If we remove n132,n133,n137 node from mpd.hosts file then we are able to run open mpi for all remaining 5 node on btl openib,sm,self .
 
So there is some problem with only n132,n133,n137 node. we are able to run opnmpi with this 3 node. but when we try to run this node with other 5 node or one of the node (n130,n131,n134,n135,n136) then we will get below error:
 
Output :
===============
At least one pair of MPI processes are unable to reach each other for
MPI communications.  This means that no Open MPI device has indicated
that it can be used to communicate between these processes.  This is
an error; Open MPI requires that all MPI processes be able to reach
each other.  This error can sometimes be the result of forgetting to
specify the "self" BTL.
 
  Process 1 ([[33304,1],1]) is on host: n132
  Process 2 ([[33304,1],0]) is on host: n130
  BTLs attempted: openib self sm
 
Your MPI job is now going to abort; sorry.
--------------------------------------------------------------------------
--------------------------------------------------------------------------
It looks like MPI_INIT failed for some reason; your parallel process is
likely to abort.  There are many reasons that a parallel process can
fail during MPI_INIT; some of which are due to configuration or environment
problems.  This failure appears to be an internal failure; here's some
additional information (which may only be relevant to an Open MPI
developer):
 
  PML add procs failed
  --> Returned "Unreachable" (-12) instead of "Success" (0)
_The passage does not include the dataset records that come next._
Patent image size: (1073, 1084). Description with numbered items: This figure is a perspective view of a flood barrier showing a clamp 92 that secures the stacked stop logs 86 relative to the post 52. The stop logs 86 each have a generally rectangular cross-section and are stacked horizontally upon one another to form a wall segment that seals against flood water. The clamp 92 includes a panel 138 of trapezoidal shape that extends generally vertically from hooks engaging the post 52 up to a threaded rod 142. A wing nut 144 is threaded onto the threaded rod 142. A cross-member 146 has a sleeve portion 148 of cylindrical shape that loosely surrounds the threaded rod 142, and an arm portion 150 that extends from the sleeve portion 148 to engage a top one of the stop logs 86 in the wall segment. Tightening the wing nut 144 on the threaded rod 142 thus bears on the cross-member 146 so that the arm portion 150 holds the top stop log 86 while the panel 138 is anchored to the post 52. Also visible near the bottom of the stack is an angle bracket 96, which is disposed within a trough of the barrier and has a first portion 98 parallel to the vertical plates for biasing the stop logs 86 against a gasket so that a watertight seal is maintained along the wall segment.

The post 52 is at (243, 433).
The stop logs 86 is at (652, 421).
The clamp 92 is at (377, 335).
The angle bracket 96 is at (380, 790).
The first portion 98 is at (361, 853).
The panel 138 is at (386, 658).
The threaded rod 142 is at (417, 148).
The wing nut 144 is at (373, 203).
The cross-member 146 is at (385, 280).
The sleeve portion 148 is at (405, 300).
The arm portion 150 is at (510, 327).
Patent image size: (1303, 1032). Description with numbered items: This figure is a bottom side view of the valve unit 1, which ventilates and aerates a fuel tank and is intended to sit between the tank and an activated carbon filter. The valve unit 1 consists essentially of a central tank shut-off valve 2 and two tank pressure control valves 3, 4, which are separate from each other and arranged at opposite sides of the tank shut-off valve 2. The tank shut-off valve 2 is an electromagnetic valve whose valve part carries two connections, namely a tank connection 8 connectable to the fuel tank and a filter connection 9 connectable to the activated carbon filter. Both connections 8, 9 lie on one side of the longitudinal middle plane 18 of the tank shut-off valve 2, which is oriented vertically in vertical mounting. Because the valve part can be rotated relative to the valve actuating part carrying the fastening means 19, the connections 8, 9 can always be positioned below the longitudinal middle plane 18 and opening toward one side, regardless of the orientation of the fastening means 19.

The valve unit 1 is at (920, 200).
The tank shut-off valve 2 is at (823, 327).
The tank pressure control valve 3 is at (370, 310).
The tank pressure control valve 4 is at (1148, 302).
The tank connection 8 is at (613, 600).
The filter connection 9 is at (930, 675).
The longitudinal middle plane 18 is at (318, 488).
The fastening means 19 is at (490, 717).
--------------------------------------------------------------------------
--------------------------------------------------------------------------
At least one pair of MPI processes are unable to reach each other for
MPI communications.  This means that no Open MPI device has indicated
that it can be used to communicate between these processes.  This is
an error; Open MPI requires that all MPI processes be able to reach
each other.  This error can sometimes be the result of forgetting to
specify the "self" BTL.
 
  Process 1 ([[33304,1],0]) is on host: n130
  Process 2 ([[33304,1],1]) is on host: 100
  BTLs attempted: openib self sm
 
Your MPI job is now going to abort; sorry.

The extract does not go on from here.